I don’t know anymore when I first encountered the word ‘merry-go-lucky’. It’s not the typical word you learn in an English class. So, it might be that I read it first in a book – Robert Jordan’s Wheel of Time series could be a possible source. I am pretty sure these books introduced me to the word gleeman. Or it was in a movie.
Anyway, fact is that it is one of the words I love. It starts with the pronunciation that makes you smile, stop in surprise, then smile again. Yes, just try it: merry – go – lucky. Did it lift the corners of your mouth? Told yeah!

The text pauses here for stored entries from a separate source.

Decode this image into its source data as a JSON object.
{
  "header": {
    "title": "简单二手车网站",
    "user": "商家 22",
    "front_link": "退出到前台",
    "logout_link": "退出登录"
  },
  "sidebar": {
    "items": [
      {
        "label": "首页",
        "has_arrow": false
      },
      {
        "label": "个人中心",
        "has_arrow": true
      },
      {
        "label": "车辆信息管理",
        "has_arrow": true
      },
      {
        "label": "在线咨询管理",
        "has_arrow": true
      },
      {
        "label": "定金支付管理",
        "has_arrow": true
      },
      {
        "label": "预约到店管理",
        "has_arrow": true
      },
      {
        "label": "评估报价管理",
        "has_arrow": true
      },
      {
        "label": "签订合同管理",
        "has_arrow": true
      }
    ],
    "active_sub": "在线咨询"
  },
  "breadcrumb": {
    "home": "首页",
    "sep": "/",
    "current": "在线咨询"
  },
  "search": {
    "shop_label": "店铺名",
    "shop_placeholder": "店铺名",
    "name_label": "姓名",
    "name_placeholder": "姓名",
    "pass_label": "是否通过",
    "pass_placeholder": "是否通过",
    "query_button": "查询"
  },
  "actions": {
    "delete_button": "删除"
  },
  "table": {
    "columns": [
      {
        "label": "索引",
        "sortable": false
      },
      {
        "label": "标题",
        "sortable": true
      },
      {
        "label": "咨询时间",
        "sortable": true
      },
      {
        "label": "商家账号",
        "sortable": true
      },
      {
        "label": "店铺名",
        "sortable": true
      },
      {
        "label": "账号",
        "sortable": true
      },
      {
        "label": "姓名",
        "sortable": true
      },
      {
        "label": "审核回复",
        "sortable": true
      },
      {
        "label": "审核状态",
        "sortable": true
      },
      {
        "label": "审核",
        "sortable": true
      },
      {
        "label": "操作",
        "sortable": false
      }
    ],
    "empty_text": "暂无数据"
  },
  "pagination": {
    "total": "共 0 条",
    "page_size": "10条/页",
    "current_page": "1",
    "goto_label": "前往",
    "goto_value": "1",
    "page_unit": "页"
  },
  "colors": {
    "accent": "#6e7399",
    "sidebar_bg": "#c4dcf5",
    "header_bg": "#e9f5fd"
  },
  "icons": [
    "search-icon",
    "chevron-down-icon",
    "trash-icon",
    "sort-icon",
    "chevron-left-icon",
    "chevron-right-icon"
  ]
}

And then the sound. It starts with the smell of fir trees and the taste of sugar cranes and ends with Leprechaun gold and ‘Kiss me I’m Irish’. Does this fit every Irish man on Christmas with a merry-go-lucky nature that lasts until St. Patrick’s Day?

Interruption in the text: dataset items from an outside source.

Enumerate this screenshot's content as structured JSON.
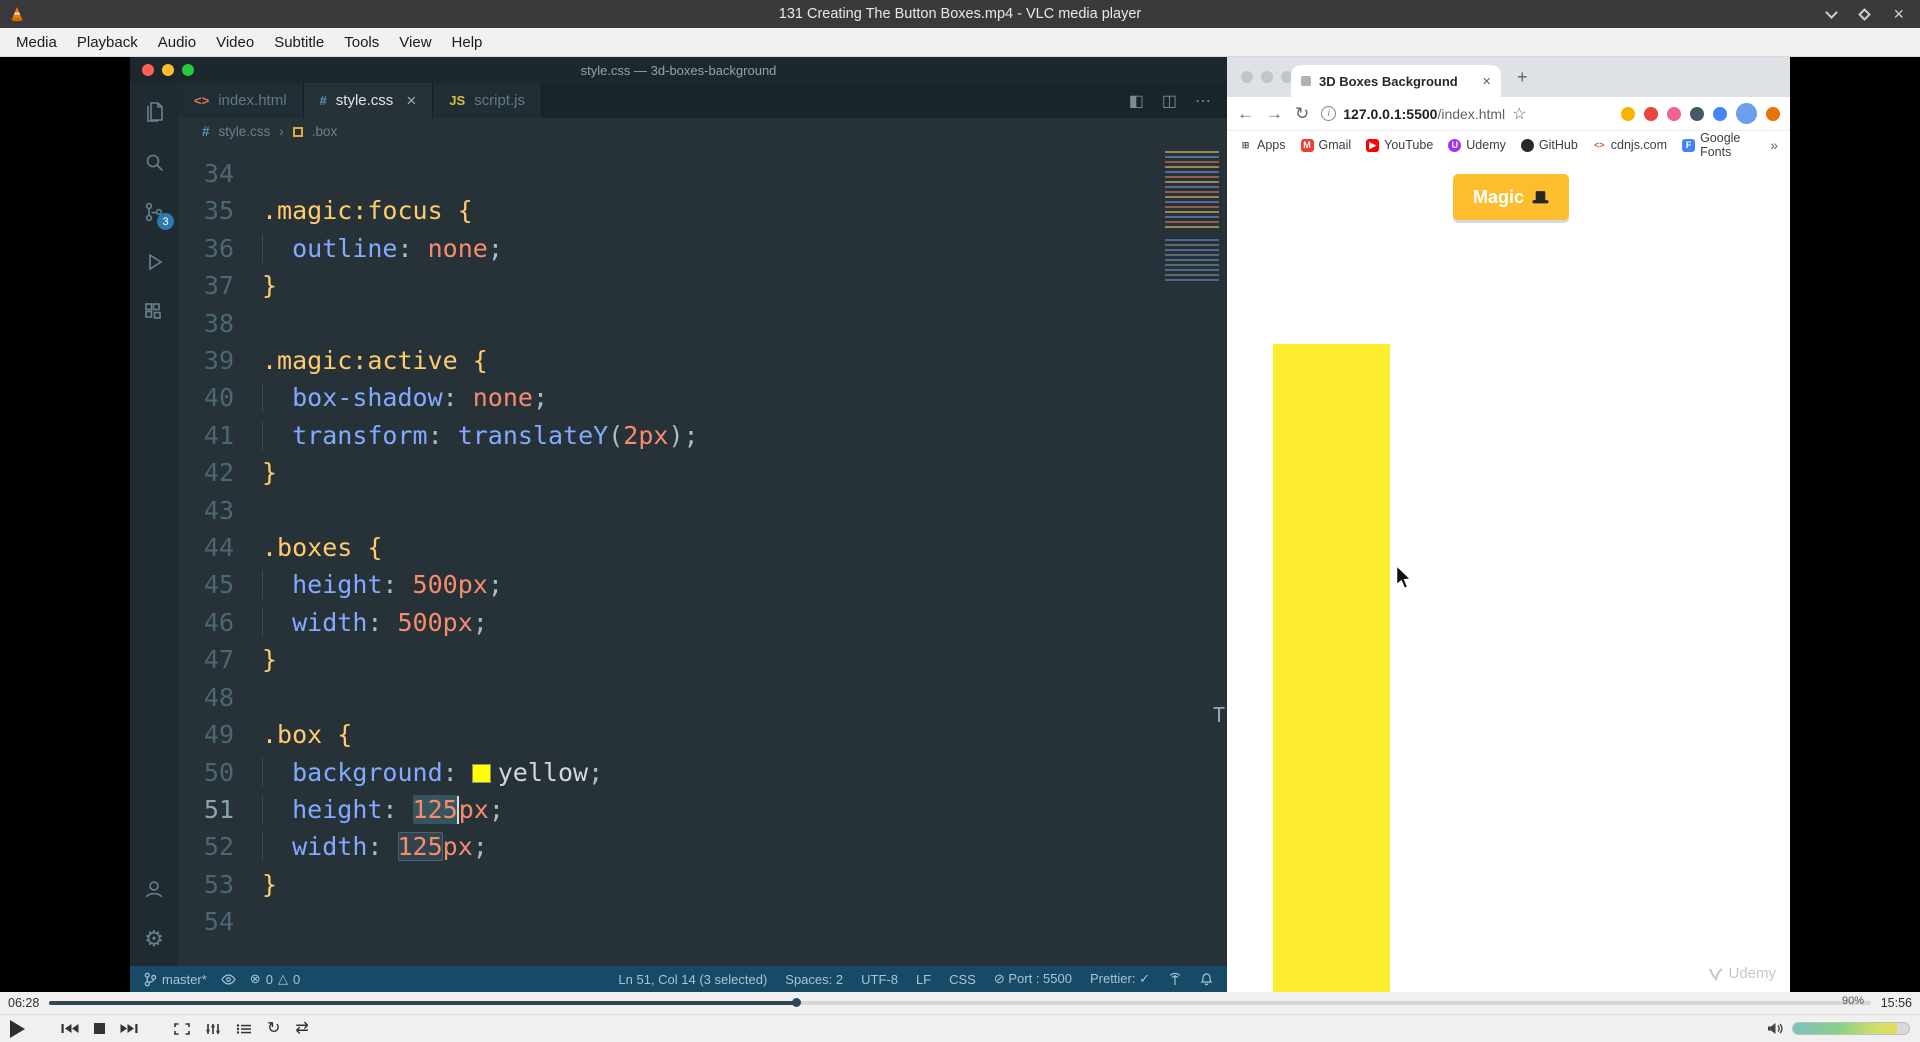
{
  "vlc": {
    "title": "131 Creating The Button Boxes.mp4 - VLC media player",
    "menu": [
      "Media",
      "Playback",
      "Audio",
      "Video",
      "Subtitle",
      "Tools",
      "View",
      "Help"
    ],
    "time_elapsed": "06:28",
    "time_total": "15:56",
    "progress_pct": 41,
    "volume_pct": 90,
    "volume_label": "90%",
    "glyphs": {
      "close": "×",
      "loop": "↻",
      "shuffle": "⇄"
    }
  },
  "vscode": {
    "window_title": "style.css — 3d-boxes-background",
    "scm_badge": "3",
    "tab_close_glyph": "×",
    "tabs": [
      {
        "label": "index.html",
        "glyph": "<>",
        "glyph_color": "#e07b53",
        "active": false
      },
      {
        "label": "style.css",
        "glyph": "#",
        "glyph_color": "#519aba",
        "active": true
      },
      {
        "label": "script.js",
        "glyph": "JS",
        "glyph_color": "#dcbe3c",
        "active": false
      }
    ],
    "tab_actions": [
      "◧",
      "◫",
      "⋯"
    ],
    "breadcrumb": {
      "file_glyph": "#",
      "file": "style.css",
      "sep": "›",
      "symbol": ".box"
    },
    "swatch_color": "#ffff00",
    "stray_text": "T",
    "code": [
      {
        "n": "34",
        "s": []
      },
      {
        "n": "35",
        "s": [
          {
            "t": ".magic:focus ",
            "c": "sel"
          },
          {
            "t": "{",
            "c": "brace"
          }
        ]
      },
      {
        "n": "36",
        "s": [
          {
            "t": "  ",
            "c": "ind"
          },
          {
            "t": "outline",
            "c": "prop"
          },
          {
            "t": ":",
            "c": "pn"
          },
          {
            "t": " ",
            "c": ""
          },
          {
            "t": "none",
            "c": "val"
          },
          {
            "t": ";",
            "c": "pn"
          }
        ]
      },
      {
        "n": "37",
        "s": [
          {
            "t": "}",
            "c": "brace"
          }
        ]
      },
      {
        "n": "38",
        "s": []
      },
      {
        "n": "39",
        "s": [
          {
            "t": ".magic:active ",
            "c": "sel"
          },
          {
            "t": "{",
            "c": "brace"
          }
        ]
      },
      {
        "n": "40",
        "s": [
          {
            "t": "  ",
            "c": "ind"
          },
          {
            "t": "box-shadow",
            "c": "prop"
          },
          {
            "t": ":",
            "c": "pn"
          },
          {
            "t": " ",
            "c": ""
          },
          {
            "t": "none",
            "c": "val"
          },
          {
            "t": ";",
            "c": "pn"
          }
        ]
      },
      {
        "n": "41",
        "s": [
          {
            "t": "  ",
            "c": "ind"
          },
          {
            "t": "transform",
            "c": "prop"
          },
          {
            "t": ":",
            "c": "pn"
          },
          {
            "t": " ",
            "c": ""
          },
          {
            "t": "translateY",
            "c": "fn"
          },
          {
            "t": "(",
            "c": "pn"
          },
          {
            "t": "2px",
            "c": "val"
          },
          {
            "t": ")",
            "c": "pn"
          },
          {
            "t": ";",
            "c": "pn"
          }
        ]
      },
      {
        "n": "42",
        "s": [
          {
            "t": "}",
            "c": "brace"
          }
        ]
      },
      {
        "n": "43",
        "s": []
      },
      {
        "n": "44",
        "s": [
          {
            "t": ".boxes ",
            "c": "sel"
          },
          {
            "t": "{",
            "c": "brace"
          }
        ]
      },
      {
        "n": "45",
        "s": [
          {
            "t": "  ",
            "c": "ind"
          },
          {
            "t": "height",
            "c": "prop"
          },
          {
            "t": ":",
            "c": "pn"
          },
          {
            "t": " ",
            "c": ""
          },
          {
            "t": "500px",
            "c": "val"
          },
          {
            "t": ";",
            "c": "pn"
          }
        ]
      },
      {
        "n": "46",
        "s": [
          {
            "t": "  ",
            "c": "ind"
          },
          {
            "t": "width",
            "c": "prop"
          },
          {
            "t": ":",
            "c": "pn"
          },
          {
            "t": " ",
            "c": ""
          },
          {
            "t": "500px",
            "c": "val"
          },
          {
            "t": ";",
            "c": "pn"
          }
        ]
      },
      {
        "n": "47",
        "s": [
          {
            "t": "}",
            "c": "brace"
          }
        ]
      },
      {
        "n": "48",
        "s": []
      },
      {
        "n": "49",
        "s": [
          {
            "t": ".box ",
            "c": "sel"
          },
          {
            "t": "{",
            "c": "brace"
          }
        ]
      },
      {
        "n": "50",
        "s": [
          {
            "t": "  ",
            "c": "ind"
          },
          {
            "t": "background",
            "c": "prop"
          },
          {
            "t": ":",
            "c": "pn"
          },
          {
            "t": " ",
            "c": ""
          },
          {
            "t": "",
            "c": "swatch"
          },
          {
            "t": "yellow",
            "c": "plain"
          },
          {
            "t": ";",
            "c": "pn"
          }
        ]
      },
      {
        "n": "51",
        "cur": true,
        "s": [
          {
            "t": "  ",
            "c": "ind"
          },
          {
            "t": "height",
            "c": "prop"
          },
          {
            "t": ":",
            "c": "pn"
          },
          {
            "t": " ",
            "c": ""
          },
          {
            "t": "125",
            "c": "val selhl"
          },
          {
            "t": "",
            "c": "cursor"
          },
          {
            "t": "px",
            "c": "val"
          },
          {
            "t": ";",
            "c": "pn"
          }
        ]
      },
      {
        "n": "52",
        "s": [
          {
            "t": "  ",
            "c": "ind"
          },
          {
            "t": "width",
            "c": "prop"
          },
          {
            "t": ":",
            "c": "pn"
          },
          {
            "t": " ",
            "c": ""
          },
          {
            "t": "125",
            "c": "val occhl"
          },
          {
            "t": "px",
            "c": "val"
          },
          {
            "t": ";",
            "c": "pn"
          }
        ]
      },
      {
        "n": "53",
        "s": [
          {
            "t": "}",
            "c": "brace"
          }
        ]
      },
      {
        "n": "54",
        "s": []
      }
    ],
    "status": {
      "branch": "master*",
      "error_glyph": "⊗",
      "errors": "0",
      "warn_glyph": "△",
      "warnings": "0",
      "right": [
        "Ln 51, Col 14 (3 selected)",
        "Spaces: 2",
        "UTF-8",
        "LF",
        "CSS",
        "⊘ Port : 5500",
        "Prettier: ✓"
      ]
    }
  },
  "browser": {
    "tab_title": "3D Boxes Background",
    "url_host": "127.0.0.1:5500",
    "url_path": "/index.html",
    "glyphs": {
      "back": "←",
      "forward": "→",
      "reload": "↻",
      "star": "☆",
      "plus": "+",
      "close_tab": "×",
      "info": "i",
      "overflow": "»"
    },
    "bookmarks": [
      {
        "label": "Apps",
        "glyph": "⊞",
        "fg": "#5f6368",
        "bg": ""
      },
      {
        "label": "Gmail",
        "glyph": "M",
        "fg": "#ffffff",
        "bg": "#ea4335"
      },
      {
        "label": "YouTube",
        "glyph": "▶",
        "fg": "#ffffff",
        "bg": "#ff0000"
      },
      {
        "label": "Udemy",
        "glyph": "U",
        "fg": "#ffffff",
        "bg": "#a435f0"
      },
      {
        "label": "GitHub",
        "glyph": "",
        "fg": "#ffffff",
        "bg": "#24292e"
      },
      {
        "label": "cdnjs.com",
        "glyph": "<>",
        "fg": "#cf5f2e",
        "bg": ""
      },
      {
        "label": "Google Fonts",
        "glyph": "F",
        "fg": "#ffffff",
        "bg": "#4285f4"
      }
    ],
    "extensions": [
      {
        "name": "extension-icon-yellow",
        "color": "#f7b500"
      },
      {
        "name": "extension-icon-red",
        "color": "#e8453c"
      },
      {
        "name": "extension-icon-pink",
        "color": "#f06292"
      },
      {
        "name": "extension-icon-dark",
        "color": "#455a64"
      },
      {
        "name": "extension-icon-blue",
        "color": "#4285f4"
      },
      {
        "name": "profile-avatar",
        "color": "#6d9eeb"
      },
      {
        "name": "update-indicator",
        "color": "#e8710a"
      }
    ],
    "page": {
      "button_label": "Magic",
      "button_color": "#fcbe2e",
      "box_color": "#fdee2f",
      "watermark": "Udemy"
    }
  }
}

Last but not least ‘merry-go-lucky’ expresses a strategy. Translated into German (Leichtlebigkeit) it is the term for the art of easy living. Be merry and you’ll draw the luck in your direction because the ones who are merry go to be lucky.
A beautiful word.
It’s not that easy to be merry. Yet, just writing this made me smile. Merry? Maybe. Let’s wait for the day I’ll go to be lucky.